Les premières années de son règne, le gouvernement d'Édouard IV sur l'Angleterre dépend d'un petit cercle de partisans, plus particulièrement son cousin germain, Richard Neville, surnommé « le Faiseur de Rois ». Au moment du mariage secret d'Édouard, Warwick négocie une alliance avec la France dans l'espoir de contrecarrer un arrangement similaire près d'être conclu par son ennemie jurée Marguerite d'Anjou, femme du roi destitué Henri VI. Le plan a pour base le mariage d'Édouard avec une princesse proche de la cour de France, Bonne de Savoie, belle-sœur de Louis XI. Quand le mariage avec Élisabeth, de médiocre extraction paternelle, veuve et issue du camp lancastrien, est rendu public, Warwick se trouve embarrassé et offensé. Sa relation avec Édouard ne s'en rétablit jamais. Le mariage se trouve aussi mal reçu par le Conseil privé, qui selon Jean de Wavrin aurait dit à Édouard avec une grande franchise qu'« il doit savoir qu'elle n'était pas une femme pour un prince tel que lui ».

Avec l'arrivée sur scène de la nouvelle reine, suivent un grand nombre de frères et de sœurs qui se marient bientôt avec les familles les plus notables d'Angleterre. Ainsi sont célébrés les mariages de ses sœurs Anne, Marie, et Marguerite avec les comtes de Kent, de Pembroke et d'Arundel. Sa sœur Catherine épouse le pupille (âgé de 11 ans) de la reine, Henry Stafford (2e duc de Buckingham, cousin du futur Henri VII Tudor). Le seul mariage qui puisse être considéré comme choquant s'avère celui de son frère de 20 ans John Woodville avec Catherine Neville, duchesse douairière de Norfolk, fille de Ralph Neville et de Jeanne Beaufort, tante de Warwick et d'Édouard IV, veuve de John Mowbray, second duc de Norfolk. La riche Catherine, déjà veuve par trois fois, est âgée d'une soixantaine d'années.

Les armoiries d'Élisabeth Woodville en tant que reine consort.

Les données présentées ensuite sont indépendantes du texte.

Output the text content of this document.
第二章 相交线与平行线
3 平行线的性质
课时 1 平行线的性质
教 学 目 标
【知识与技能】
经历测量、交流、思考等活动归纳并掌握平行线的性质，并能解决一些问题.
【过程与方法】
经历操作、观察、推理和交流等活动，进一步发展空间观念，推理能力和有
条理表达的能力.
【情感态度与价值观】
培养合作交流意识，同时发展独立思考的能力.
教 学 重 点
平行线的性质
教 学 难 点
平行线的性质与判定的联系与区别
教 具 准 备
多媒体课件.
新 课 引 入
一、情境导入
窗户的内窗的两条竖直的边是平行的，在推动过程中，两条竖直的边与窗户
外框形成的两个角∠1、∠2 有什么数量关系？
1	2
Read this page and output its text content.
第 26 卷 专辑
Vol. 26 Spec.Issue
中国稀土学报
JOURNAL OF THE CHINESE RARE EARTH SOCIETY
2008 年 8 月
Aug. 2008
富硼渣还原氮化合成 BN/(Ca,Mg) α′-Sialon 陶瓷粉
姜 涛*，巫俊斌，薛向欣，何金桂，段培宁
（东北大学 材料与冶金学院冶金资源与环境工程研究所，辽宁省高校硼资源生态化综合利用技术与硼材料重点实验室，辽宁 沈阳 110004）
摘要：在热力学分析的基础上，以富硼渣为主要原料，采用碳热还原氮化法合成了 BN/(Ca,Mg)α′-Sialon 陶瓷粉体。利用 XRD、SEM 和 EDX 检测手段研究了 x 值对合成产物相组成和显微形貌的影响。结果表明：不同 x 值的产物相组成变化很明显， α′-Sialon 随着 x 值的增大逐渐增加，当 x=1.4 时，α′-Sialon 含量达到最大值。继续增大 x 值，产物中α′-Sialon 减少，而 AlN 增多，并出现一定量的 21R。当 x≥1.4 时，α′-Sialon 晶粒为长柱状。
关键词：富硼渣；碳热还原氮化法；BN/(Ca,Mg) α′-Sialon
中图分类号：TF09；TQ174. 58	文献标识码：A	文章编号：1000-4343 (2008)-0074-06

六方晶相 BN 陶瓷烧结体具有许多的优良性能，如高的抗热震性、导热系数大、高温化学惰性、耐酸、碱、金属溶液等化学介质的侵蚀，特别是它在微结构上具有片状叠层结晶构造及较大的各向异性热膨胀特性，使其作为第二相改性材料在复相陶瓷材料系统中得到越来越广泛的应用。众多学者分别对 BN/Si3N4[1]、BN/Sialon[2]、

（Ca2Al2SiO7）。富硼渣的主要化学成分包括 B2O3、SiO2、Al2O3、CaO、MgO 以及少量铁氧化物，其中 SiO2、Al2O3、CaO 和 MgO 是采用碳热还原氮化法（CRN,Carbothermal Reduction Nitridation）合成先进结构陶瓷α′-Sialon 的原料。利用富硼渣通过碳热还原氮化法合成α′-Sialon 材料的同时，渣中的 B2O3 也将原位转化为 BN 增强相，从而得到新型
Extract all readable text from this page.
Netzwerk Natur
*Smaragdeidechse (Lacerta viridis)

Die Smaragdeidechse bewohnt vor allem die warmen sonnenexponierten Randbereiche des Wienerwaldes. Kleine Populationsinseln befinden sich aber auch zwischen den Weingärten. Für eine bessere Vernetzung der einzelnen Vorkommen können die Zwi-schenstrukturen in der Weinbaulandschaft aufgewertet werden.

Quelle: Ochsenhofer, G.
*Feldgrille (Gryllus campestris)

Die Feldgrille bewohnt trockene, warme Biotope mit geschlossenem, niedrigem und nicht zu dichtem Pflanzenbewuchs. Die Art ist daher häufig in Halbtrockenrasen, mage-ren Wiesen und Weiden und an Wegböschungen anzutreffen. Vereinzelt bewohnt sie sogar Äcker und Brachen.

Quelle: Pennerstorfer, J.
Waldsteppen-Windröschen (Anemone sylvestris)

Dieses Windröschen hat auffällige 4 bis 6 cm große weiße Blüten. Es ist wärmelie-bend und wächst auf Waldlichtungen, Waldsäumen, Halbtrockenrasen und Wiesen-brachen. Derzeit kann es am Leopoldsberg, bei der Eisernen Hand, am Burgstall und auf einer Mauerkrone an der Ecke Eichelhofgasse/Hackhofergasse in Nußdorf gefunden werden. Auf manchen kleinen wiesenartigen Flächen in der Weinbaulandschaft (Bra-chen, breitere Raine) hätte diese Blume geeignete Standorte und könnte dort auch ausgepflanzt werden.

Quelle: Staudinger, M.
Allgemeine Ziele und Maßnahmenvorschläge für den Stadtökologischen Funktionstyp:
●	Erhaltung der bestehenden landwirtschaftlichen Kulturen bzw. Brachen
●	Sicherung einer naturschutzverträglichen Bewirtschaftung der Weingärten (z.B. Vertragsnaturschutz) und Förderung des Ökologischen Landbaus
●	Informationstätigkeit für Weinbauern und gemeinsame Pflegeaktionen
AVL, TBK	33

Quand la famille d'Élisabeth, particulièrement son père, Richard Woodville, et ses frères aînés, commence à défier la prééminence de Warwick sur la scène politique, ce dernier conspire avec son gendre, Georges Plantagenêt, duc de Clarence, frère cadet du roi. Un de ses partisans accuse la mère d'Élisabeth, la duchesse de Bedford, de pratiquer la sorcellerie : mais Jacquette est acquittée l'année suivante. Warwick et Clarence ont levé par deux fois des révoltes, en ayant réussi la première fois à faire prisonnier Édouard, et exécuté Richard Woodville et son cadet, mais n'ont pu convaincre la noblesse de déposer le roi. A leur deuxième échec, ils fuient vers la France. Warwick forme une alliance puissante mais fragile avec la reine lancastrienne Marguerite d'Anjou, et restaure son mari Henri VI sur le trône en 1470. Mais l'année suivante, Édouard IV rentre d'exil et vainc Warwick à la bataille de Barnet, puis les Lancastriens à la bataille de Tewkesbury. Henri VI est assassiné rapidement après, le 21 mai 1471.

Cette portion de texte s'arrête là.